Quiero que vengas adonde yo quiera -le soltó a Christine antes de que tuviera tiempo de dejar los libros en el pupitre.

– ¿Ahora mismo? -contestó ella sin impresionarse.

¿Ahora mismo? Eso no lo había pensado. No se había imaginado que pudiera ser ahora mismo, por la sencilla razón de que no había esperado que Christine respondiese de esa forma.

– Sí -contestó bastante más confundido que ella.

Salieron del aula, dieron la vuelta al corredor del patio y se encontraron en Rualasal a las nueve de la mañana, con toda la ciudad y el tiempo por delante. Al llegar a la esquina, Jacobo se paró. No había querido decir «ahora mismo», ni había querido decir un sitio concreto. «Adonde yo quiera» no era un sitio, por lo menos no era un sitio de la ciudad, un sitio planeado. Entonces se dio cuenta de que ese lugar era un lugar donde hasta entonces sólo había estado él y adonde, a lo peor, no sabía llevar a otra persona.

– ¿Por qué nos paramos? -preguntó ella.

Christine llevaba un jersey peludo y morado de cuello alto, con unas perlitas raras y un anorak blanco, de una clase que Jacobo no había visto nunca. El resultado, sumando aquella cara que tenía delante, era maravilloso y desconocido para el del pelo cortado a tazón.

– Vamos a la bahía -contestó con una rudeza comparable a su desconcierto.

– ¿Con los libros?

– Sé dónde dejar los libros -volvió a contestar, tratando de sentirse como un patrón de pesca en mitad de un naufragio, aterrado y enaltecido a la vez en virtud de los acontecimientos, o sea, del naufragio.

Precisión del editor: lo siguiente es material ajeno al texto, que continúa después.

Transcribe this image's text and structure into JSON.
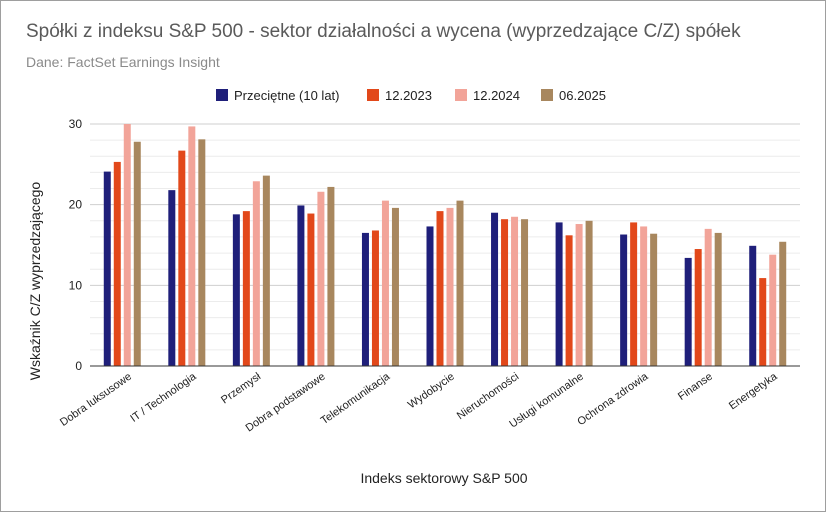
{
  "chart_data": {
    "type": "bar",
    "title": "Spółki z indeksu S&P 500 - sektor działalności a wycena (wyprzedzające C/Z) spółek",
    "subtitle": "Dane: FactSet Earnings Insight",
    "xlabel": "Indeks sektorowy S&P 500",
    "ylabel": "Wskaźnik C/Z wyprzedzającego",
    "ylim": [
      0,
      30
    ],
    "yticks": [
      0,
      10,
      20,
      30
    ],
    "grid": true,
    "legend_position": "top",
    "categories": [
      "Dobra luksusowe",
      "IT / Technologia",
      "Przemysł",
      "Dobra podstawowe",
      "Telekomunikacja",
      "Wydobycie",
      "Nieruchomości",
      "Usługi komunalne",
      "Ochrona zdrowia",
      "Finanse",
      "Energetyka"
    ],
    "series": [
      {
        "name": "Przeciętne (10 lat)",
        "color": "#1f1f7a",
        "values": [
          24.1,
          21.8,
          18.8,
          19.9,
          16.5,
          17.3,
          19.0,
          17.8,
          16.3,
          13.4,
          14.9
        ]
      },
      {
        "name": "12.2023",
        "color": "#e2481a",
        "values": [
          25.3,
          26.7,
          19.2,
          18.9,
          16.8,
          19.2,
          18.2,
          16.2,
          17.8,
          14.5,
          10.9
        ]
      },
      {
        "name": "12.2024",
        "color": "#f2a499",
        "values": [
          30.0,
          29.7,
          22.9,
          21.6,
          20.5,
          19.6,
          18.5,
          17.6,
          17.3,
          17.0,
          13.8
        ]
      },
      {
        "name": "06.2025",
        "color": "#a8875e",
        "values": [
          27.8,
          28.1,
          23.6,
          22.2,
          19.6,
          20.5,
          18.2,
          18.0,
          16.4,
          16.5,
          15.4
        ]
      }
    ]
  }
}
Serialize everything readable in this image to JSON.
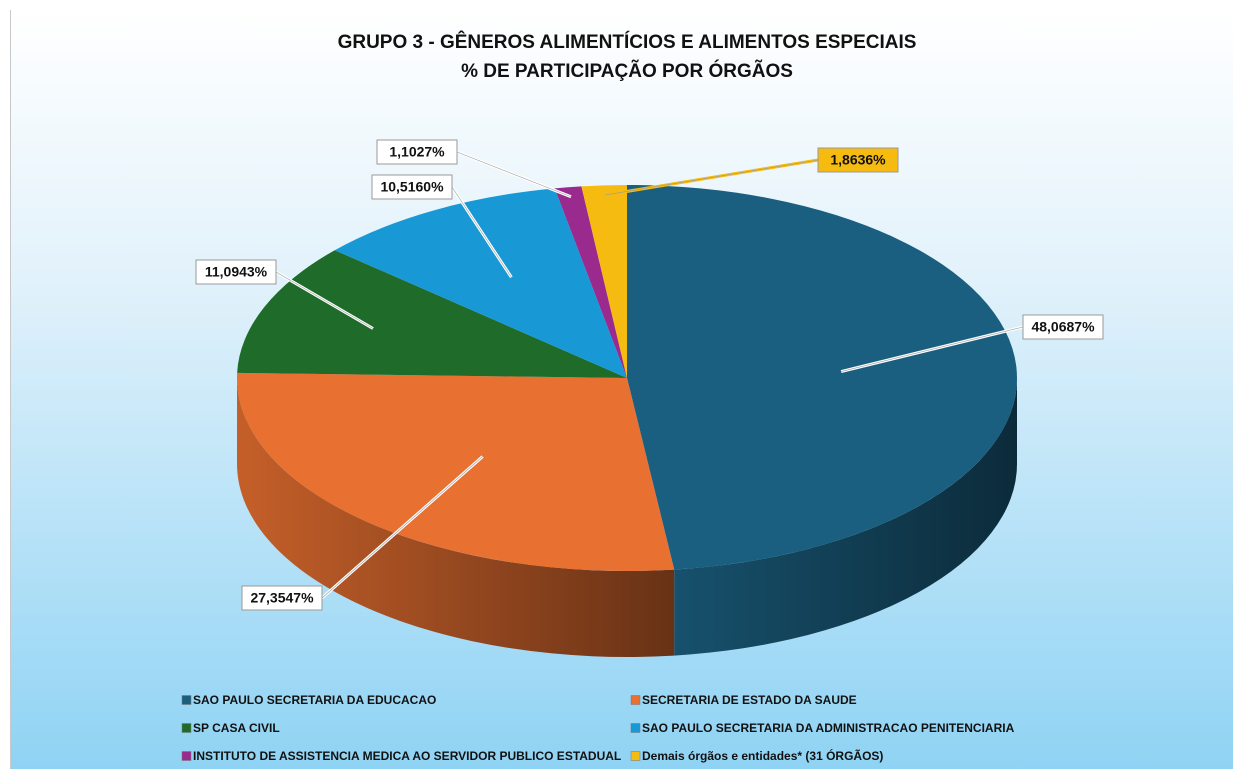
{
  "chart_data": {
    "type": "pie3d",
    "title": "GRUPO 3 - GÊNEROS ALIMENTÍCIOS E ALIMENTOS ESPECIAIS",
    "subtitle": "% DE PARTICIPAÇÃO POR ÓRGÃOS",
    "categories": [
      "SAO PAULO SECRETARIA DA EDUCACAO",
      "SECRETARIA DE ESTADO DA SAUDE",
      "SP CASA CIVIL",
      "SAO PAULO SECRETARIA DA ADMINISTRACAO PENITENCIARIA",
      "INSTITUTO DE ASSISTENCIA MEDICA AO SERVIDOR PUBLICO ESTADUAL",
      "Demais órgãos e entidades* (31 ÓRGÃOS)"
    ],
    "values": [
      48.0687,
      27.3547,
      11.0943,
      10.516,
      1.1027,
      1.8636
    ],
    "value_labels": [
      "48,0687%",
      "27,3547%",
      "11,0943%",
      "10,5160%",
      "1,1027%",
      "1,8636%"
    ],
    "colors": [
      "#1b5f80",
      "#e87030",
      "#1e6b2a",
      "#1899d5",
      "#9b2a8f",
      "#f6bb10"
    ],
    "legend": "bottom"
  }
}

Cuando llegaron al muelle, Jacobo se encargó de que les guardaran los libros en la taquilla donde sacaron los billetes de las lanchas.

– ¿Seguro que irás donde yo quiera? -preguntó después.

– Me lo preguntas tanto que me parece que no sabes dónde ir. Así que no me quedará más remedio que seguirte -dijo Christine interpretando un suspiro de resignación y en medio de una sonrisa que Jacobo empezaba a sentir como fatídica por la forma en que se le contraía la parte izquierda del pecho.

De repente, tuvo unas ganas poderosas de decirle algo importante, pero no supo qué. Por lo tanto, se quedó mirando al mar, con el papel azul de los billetes en la mano y tratando, como todos los marineros, de adivinar en el horizonte algo que, en realidad, siempre estaba detrás.